De quel pays venez-vous ?… La terre !



Comme pour les précédents numéros, je n’aborde, choix très subjectif, que certains articles



Benjamin Birnbaum dans « Retour vers le futur : les origines du capitalisme et le changement social » nous propose des réflexions très stimulantes. Indiquant des limites de certaines analyses, uni-dimensionnalité, seule logique de circulation, seule logique de production, caractère géographique réduit, vision « transhistorique » du capitalisme, il souligne des pistes ouvertes pour mieux aborder « les mécanismes de l’accumulation primitive sur le plan international ».



Les thèmes abordés sont, entre autres, la rupture qualitative entre les rapports sociaux de propriété précapitalistes et capitalistes, la place de l’Etat « spécifiquement » moderne, les enclosure, la séparation des paysan-ne-s d’avec leurs moyens de subsistance, le travailleur et la travailleuse « libre », le colonialisme et l’esclavagisme, les régimes de « travail » différenciés, la multiplicité de rapports sociaux, l’appropriation du travail gratuit des femmes, la théorie du développement inégal et combiné…



« Loin des visions téléologiques souvent attribuées à la pensée marxiste, se dessine donc une histoire ouverte et déterminée par la lutte des classes.
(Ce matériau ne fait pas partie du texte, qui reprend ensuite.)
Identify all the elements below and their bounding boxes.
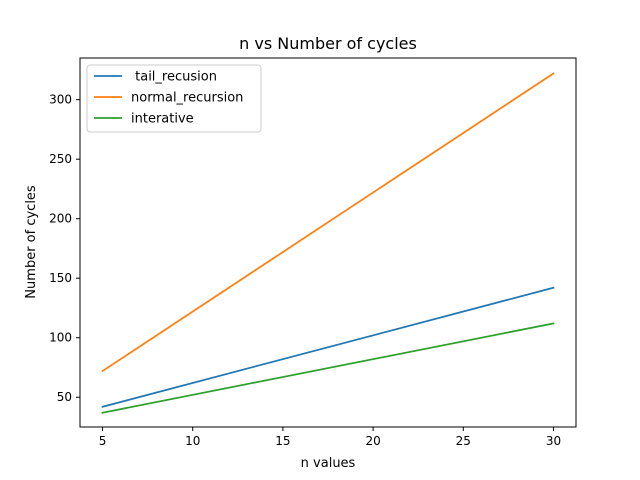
y-axis-label: Number of cycles [24, 185, 39, 299]
x-tick-label-5: 30 [546, 434, 561, 448]
series-layer [101, 72, 555, 414]
legend-items: tail_recusion normal_recursion interative [94, 70, 243, 127]
plot-area: 5 10 15 20 25 30 50 100 150 200 250 300 [49, 57, 577, 448]
legend-label-1: normal_recursion [131, 91, 243, 106]
y-tick-label-3: 200 [49, 212, 72, 226]
y-tick-label-0: 50 [57, 390, 72, 404]
axes-frame [79, 57, 577, 428]
x-tick-label-2: 15 [275, 434, 290, 448]
chart-title: n vs Number of cycles [239, 34, 417, 53]
series-line-0 [101, 286, 555, 408]
x-tick-label-1: 10 [185, 434, 200, 448]
legend: tail_recusion normal_recursion interative [86, 64, 262, 133]
series-line-1 [101, 72, 555, 373]
legend-label-2: interative [131, 112, 194, 127]
legend-box [86, 64, 262, 133]
x-axis-label: n values [301, 456, 356, 471]
y-tick-label-1: 100 [49, 331, 72, 345]
y-axis-ticks: 50 100 150 200 250 300 [49, 93, 80, 404]
y-tick-label-4: 250 [49, 152, 72, 166]
x-tick-label-4: 25 [456, 434, 471, 448]
x-tick-label-3: 20 [365, 434, 380, 448]
y-tick-label-2: 150 [49, 271, 72, 285]
x-tick-label-0: 5 [99, 434, 107, 448]
series-line-2 [101, 322, 555, 414]
x-axis-ticks: 5 10 15 20 25 30 [99, 427, 561, 448]
y-tick-label-5: 300 [49, 93, 72, 107]
legend-label-0: tail_recusion [131, 70, 217, 85]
Or, cette lutte ne se déroule pas seulement entre le capital et le travail en Europe, mais concerne également les luttes des peuples colonisés puisque les formes de travail non payé ont été nécessaires à l’avènement du capitalisme ». L’auteur aurait du cependant, y inclure, les luttes des femmes puisque le travail « non payé » effectué par elles fut nécessaire à l’avènement du capitalisme, pour utiliser ses termes.



Mais nous n’en avons pas fini avec les visions téléologiques, les réductions des luttes de classe au seul combat des salarié-e-s, la non-prise en compte de la sexuation du monde (pour utiliser la formule de Geneviève Fraisse), le « color-blindness », etc. Il ne peut y avoir de pensée de l’émancipation inclusive sans prise en compte de tous les rapports sociaux et de leur imbrication, coextensivité, co-production, intersectionnalité (pour ne pas trancher sur les termes les plus adéquats).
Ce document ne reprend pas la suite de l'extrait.